You’ve probably heard chatter about going vegan. A 2016 Harris Poll found that an estimated 3.7 million adults in the United States adhere to a vegan diet.
While vegetarians don’t eat meat, vegans go a step further by eliminating other animal products like eggs, dairy and more. People choose this modified diet for a number of reasons, including animal welfare, environmental conservation, and health benefits such as increased energy and lower cholesterol. This shift in diet is proven to be safe, although it may have some unintended consequences for oral health. According to the American Dietetic Association, nearly anyone can live a healthy life without meat, but giving up traditional sources of nutrients can increase the risk for periodontal (gum) disease.
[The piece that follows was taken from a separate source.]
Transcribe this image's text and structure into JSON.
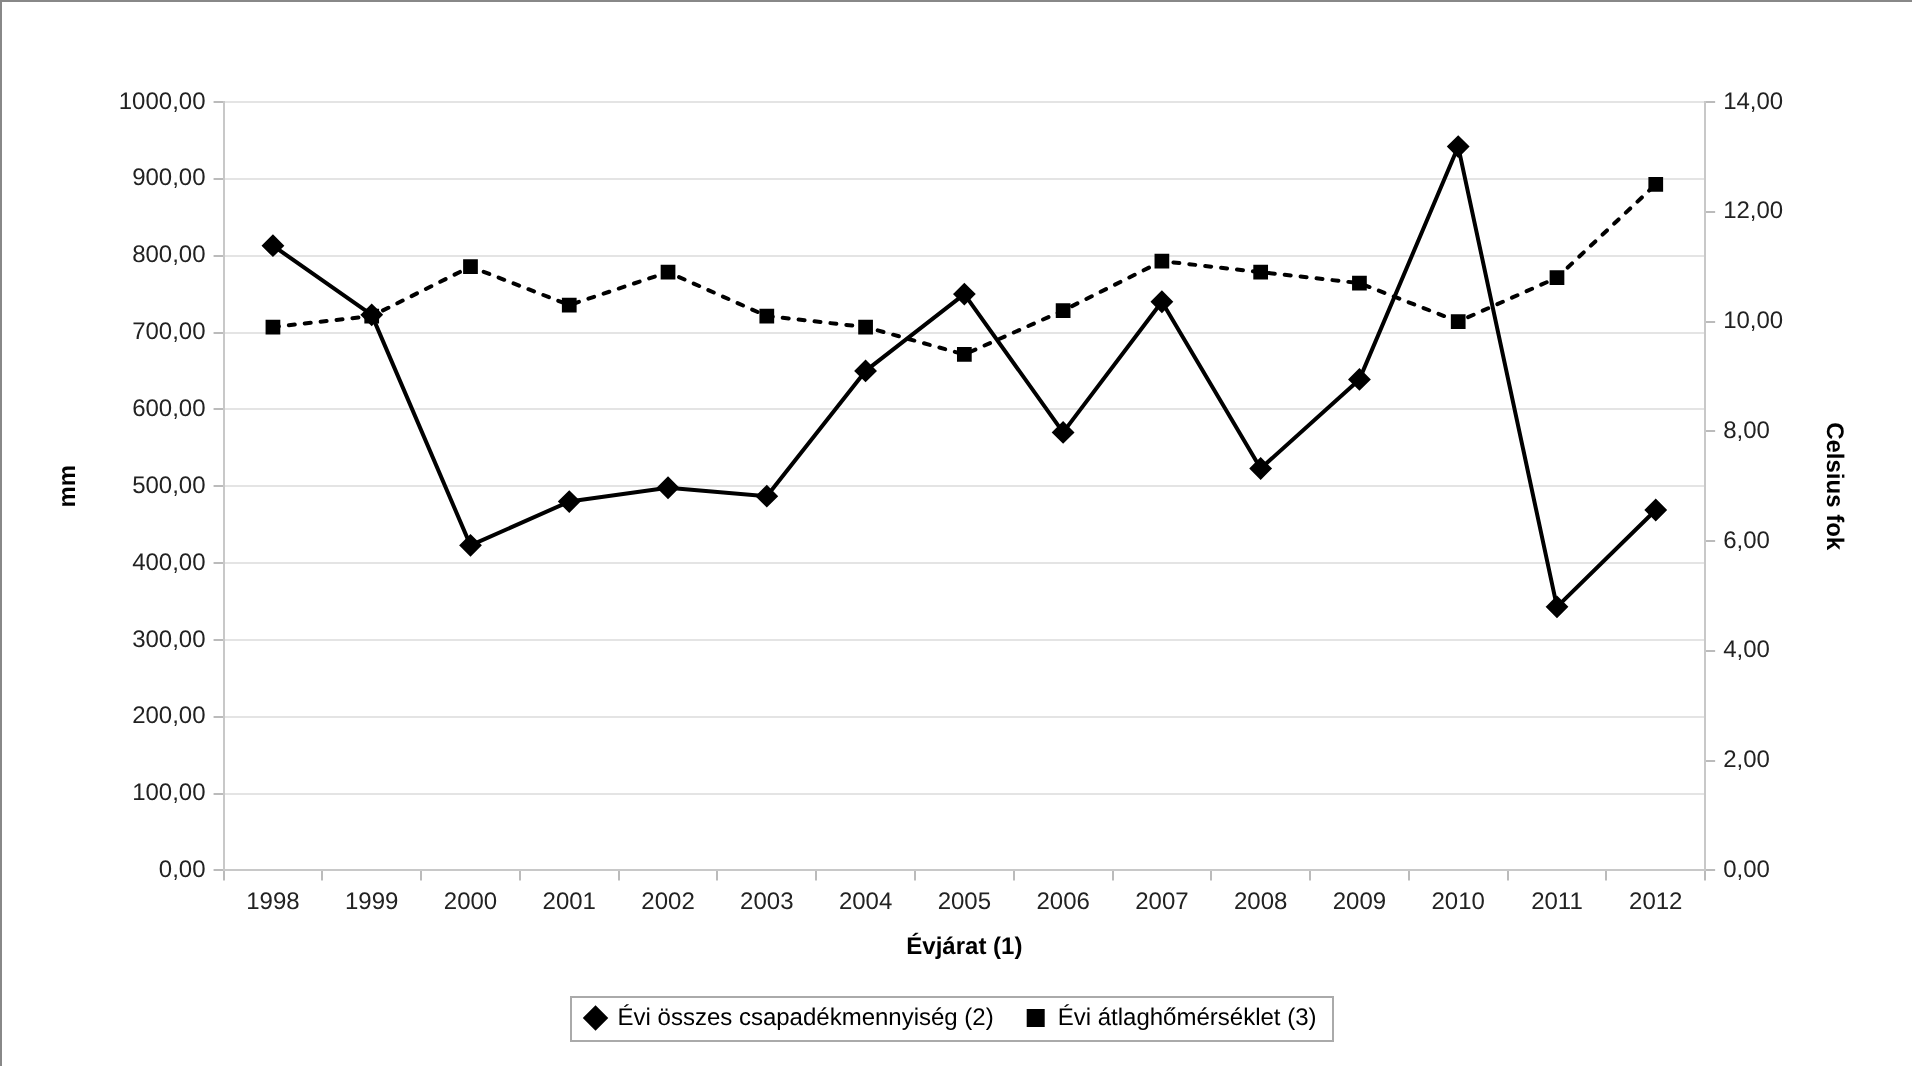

One of the biggest things to watch out for is maintaining adequate levels of calcium and vitamin D. Dairy is among the most popular source of calcium, which plays a pivotal role in keeping bones and teeth strong. Luckily, vegans can still get the proper amounts of calcium from broccoli, leafy greens, soybeans and calcium supplements. In order to absorb that calcium, though, people need adequate levels of vitamin D. Fatty fish, cheese and milk are typical sources of vitamin D, but vegan sources of this nutrient can include vitamin D supplements, fortified cereals and fortified juices. (Be wary of juices with too much sugar!) And the main source of vitamin D, sunlight, is available to everyone.
Switching to veganism can take time to get used to, so it is good to seek help from reliable sources. Working with a dietitian can help accommodate veganism while still getting the nutrients a healthy mouth needs. Additionally, those considering a vegan diet should check with their physicians and dentists to ensure safe eating practices.